6 -Por cada infração é elaborado um relatório do qual consta a identificação das regras violadas, da sanção aplicada, bem como das medidas adotadas e a adotar, nomeadamente no âmbito do Sistema de Controlo Interno.
PARTE V
DISPOSIÇÕES FINAIS
Artigo 31.º
Divulgação e acompanhamento
1 -Será promovida a adequada divulgação do presente Código de Conduta por todos/as os/as trabalhadores/as da Câmara Municipal de São João da Madeira, de forma a consolidar a aplicação dos seus princípios e a adoção do comportamento nele estabelecido.

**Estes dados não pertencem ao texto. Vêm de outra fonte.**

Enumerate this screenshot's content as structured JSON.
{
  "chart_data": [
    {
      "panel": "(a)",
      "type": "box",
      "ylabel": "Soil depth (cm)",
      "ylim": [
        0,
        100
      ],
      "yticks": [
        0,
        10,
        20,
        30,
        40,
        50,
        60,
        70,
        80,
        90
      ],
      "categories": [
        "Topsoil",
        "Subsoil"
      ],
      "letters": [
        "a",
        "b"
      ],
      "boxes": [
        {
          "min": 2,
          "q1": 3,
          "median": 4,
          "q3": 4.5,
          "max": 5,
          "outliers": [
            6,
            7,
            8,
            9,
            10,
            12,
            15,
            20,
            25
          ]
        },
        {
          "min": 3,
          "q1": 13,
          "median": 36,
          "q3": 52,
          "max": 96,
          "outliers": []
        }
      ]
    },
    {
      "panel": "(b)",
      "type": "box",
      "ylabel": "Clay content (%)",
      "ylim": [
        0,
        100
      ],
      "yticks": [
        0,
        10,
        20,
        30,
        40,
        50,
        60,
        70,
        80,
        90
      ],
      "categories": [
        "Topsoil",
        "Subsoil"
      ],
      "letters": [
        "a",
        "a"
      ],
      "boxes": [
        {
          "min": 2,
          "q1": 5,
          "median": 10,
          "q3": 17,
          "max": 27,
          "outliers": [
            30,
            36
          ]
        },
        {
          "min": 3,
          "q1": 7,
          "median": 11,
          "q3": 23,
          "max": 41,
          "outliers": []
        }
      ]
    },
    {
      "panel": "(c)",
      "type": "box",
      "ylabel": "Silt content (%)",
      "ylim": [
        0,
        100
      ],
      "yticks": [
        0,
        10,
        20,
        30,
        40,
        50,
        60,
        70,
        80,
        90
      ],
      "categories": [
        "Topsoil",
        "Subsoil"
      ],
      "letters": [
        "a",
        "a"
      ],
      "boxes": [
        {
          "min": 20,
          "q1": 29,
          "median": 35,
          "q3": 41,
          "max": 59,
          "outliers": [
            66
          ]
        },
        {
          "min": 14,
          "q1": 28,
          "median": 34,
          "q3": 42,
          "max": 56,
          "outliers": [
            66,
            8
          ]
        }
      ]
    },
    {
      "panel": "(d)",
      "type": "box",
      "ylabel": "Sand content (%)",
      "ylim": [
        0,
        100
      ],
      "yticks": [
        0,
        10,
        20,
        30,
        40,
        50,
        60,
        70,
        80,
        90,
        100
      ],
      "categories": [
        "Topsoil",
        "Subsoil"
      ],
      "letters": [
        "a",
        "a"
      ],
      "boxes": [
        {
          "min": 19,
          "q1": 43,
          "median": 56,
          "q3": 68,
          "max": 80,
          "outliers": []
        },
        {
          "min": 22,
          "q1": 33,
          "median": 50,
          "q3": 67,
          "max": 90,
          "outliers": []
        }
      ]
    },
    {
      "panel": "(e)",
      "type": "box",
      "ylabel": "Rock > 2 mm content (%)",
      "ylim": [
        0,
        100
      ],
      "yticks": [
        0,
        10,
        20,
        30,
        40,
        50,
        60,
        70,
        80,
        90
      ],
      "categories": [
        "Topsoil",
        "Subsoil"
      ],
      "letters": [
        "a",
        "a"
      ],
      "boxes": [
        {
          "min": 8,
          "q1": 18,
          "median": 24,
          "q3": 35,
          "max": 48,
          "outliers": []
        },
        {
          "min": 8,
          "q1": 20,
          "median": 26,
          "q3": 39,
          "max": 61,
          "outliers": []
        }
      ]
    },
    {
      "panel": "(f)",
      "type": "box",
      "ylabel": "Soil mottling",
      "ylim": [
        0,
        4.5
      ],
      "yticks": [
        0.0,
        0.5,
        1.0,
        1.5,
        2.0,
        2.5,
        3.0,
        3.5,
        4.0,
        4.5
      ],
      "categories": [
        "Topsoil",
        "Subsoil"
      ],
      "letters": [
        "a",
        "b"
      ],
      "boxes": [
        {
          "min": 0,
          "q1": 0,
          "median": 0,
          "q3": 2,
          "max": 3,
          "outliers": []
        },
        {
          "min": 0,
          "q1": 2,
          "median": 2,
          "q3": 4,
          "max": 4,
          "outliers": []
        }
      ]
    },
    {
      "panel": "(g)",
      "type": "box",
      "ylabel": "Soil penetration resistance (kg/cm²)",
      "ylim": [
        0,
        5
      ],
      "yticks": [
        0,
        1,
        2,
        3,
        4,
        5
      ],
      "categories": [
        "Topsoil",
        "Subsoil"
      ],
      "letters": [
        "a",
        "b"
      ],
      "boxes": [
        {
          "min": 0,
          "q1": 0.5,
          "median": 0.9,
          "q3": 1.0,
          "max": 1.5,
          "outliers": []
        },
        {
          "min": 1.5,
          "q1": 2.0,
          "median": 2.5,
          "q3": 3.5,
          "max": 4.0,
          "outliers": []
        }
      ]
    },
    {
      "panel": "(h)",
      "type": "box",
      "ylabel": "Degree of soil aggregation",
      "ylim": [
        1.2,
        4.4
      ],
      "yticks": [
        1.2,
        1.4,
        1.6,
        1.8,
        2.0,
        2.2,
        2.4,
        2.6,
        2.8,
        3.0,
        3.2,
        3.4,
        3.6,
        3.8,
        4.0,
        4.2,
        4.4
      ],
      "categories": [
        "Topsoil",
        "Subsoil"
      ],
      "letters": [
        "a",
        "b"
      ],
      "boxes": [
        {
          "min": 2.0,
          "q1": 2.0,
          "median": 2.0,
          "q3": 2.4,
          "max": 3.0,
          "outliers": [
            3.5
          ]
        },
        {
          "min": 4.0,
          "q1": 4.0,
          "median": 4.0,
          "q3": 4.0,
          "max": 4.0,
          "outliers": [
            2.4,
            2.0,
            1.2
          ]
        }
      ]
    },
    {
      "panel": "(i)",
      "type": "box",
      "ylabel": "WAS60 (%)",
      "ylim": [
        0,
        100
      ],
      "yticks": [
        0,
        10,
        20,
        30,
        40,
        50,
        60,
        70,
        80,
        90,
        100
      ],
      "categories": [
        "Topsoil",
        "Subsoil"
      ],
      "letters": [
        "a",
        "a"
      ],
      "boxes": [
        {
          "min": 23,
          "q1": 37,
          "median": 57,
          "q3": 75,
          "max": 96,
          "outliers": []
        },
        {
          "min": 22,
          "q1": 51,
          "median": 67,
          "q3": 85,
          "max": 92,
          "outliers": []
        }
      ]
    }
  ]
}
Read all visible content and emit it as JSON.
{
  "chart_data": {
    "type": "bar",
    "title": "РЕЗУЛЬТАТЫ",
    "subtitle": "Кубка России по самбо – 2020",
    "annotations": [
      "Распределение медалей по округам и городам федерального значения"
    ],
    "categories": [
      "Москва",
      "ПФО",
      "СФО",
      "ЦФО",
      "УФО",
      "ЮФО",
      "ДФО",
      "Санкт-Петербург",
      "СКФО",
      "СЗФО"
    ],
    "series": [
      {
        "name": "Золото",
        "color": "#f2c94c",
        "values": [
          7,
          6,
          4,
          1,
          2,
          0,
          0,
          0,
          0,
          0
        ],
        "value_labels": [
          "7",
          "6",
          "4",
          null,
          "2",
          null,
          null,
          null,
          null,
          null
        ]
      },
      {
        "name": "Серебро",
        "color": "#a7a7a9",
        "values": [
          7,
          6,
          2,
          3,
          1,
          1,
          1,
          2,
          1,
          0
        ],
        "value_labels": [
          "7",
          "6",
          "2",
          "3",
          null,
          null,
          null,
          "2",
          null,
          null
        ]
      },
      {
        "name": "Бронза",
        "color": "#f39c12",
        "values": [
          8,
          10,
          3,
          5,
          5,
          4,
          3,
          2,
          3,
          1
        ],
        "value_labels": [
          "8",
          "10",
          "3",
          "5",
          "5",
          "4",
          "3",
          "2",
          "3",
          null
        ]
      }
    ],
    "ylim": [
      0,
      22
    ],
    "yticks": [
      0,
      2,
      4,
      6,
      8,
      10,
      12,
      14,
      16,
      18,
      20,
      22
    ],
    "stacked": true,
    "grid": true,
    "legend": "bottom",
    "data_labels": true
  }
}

2 -As hierarquias devem diligenciar no sentido de que todos/as os/as seus/suas trabalhadores/as conheçam este código e observem as suas regras.
3 -Em caso de dúvida na interpretação de qualquer disposição do presente Código os/as trabalhadores/as da Câmara Municipal de São João da Madeira deverão consultar a respetiva hierarquia.
Artigo 32.º
Entrada em vigor e revisões
1 -O presente Código de Conduta entra em vigor imediatamente após a sua aprovação pela Câmara Municipal.
2 -O presente código é revisto a cada três anos ou sempre que se considere necessário, designadamente por alteração das atribuições ou da estrutura orgânica do Município.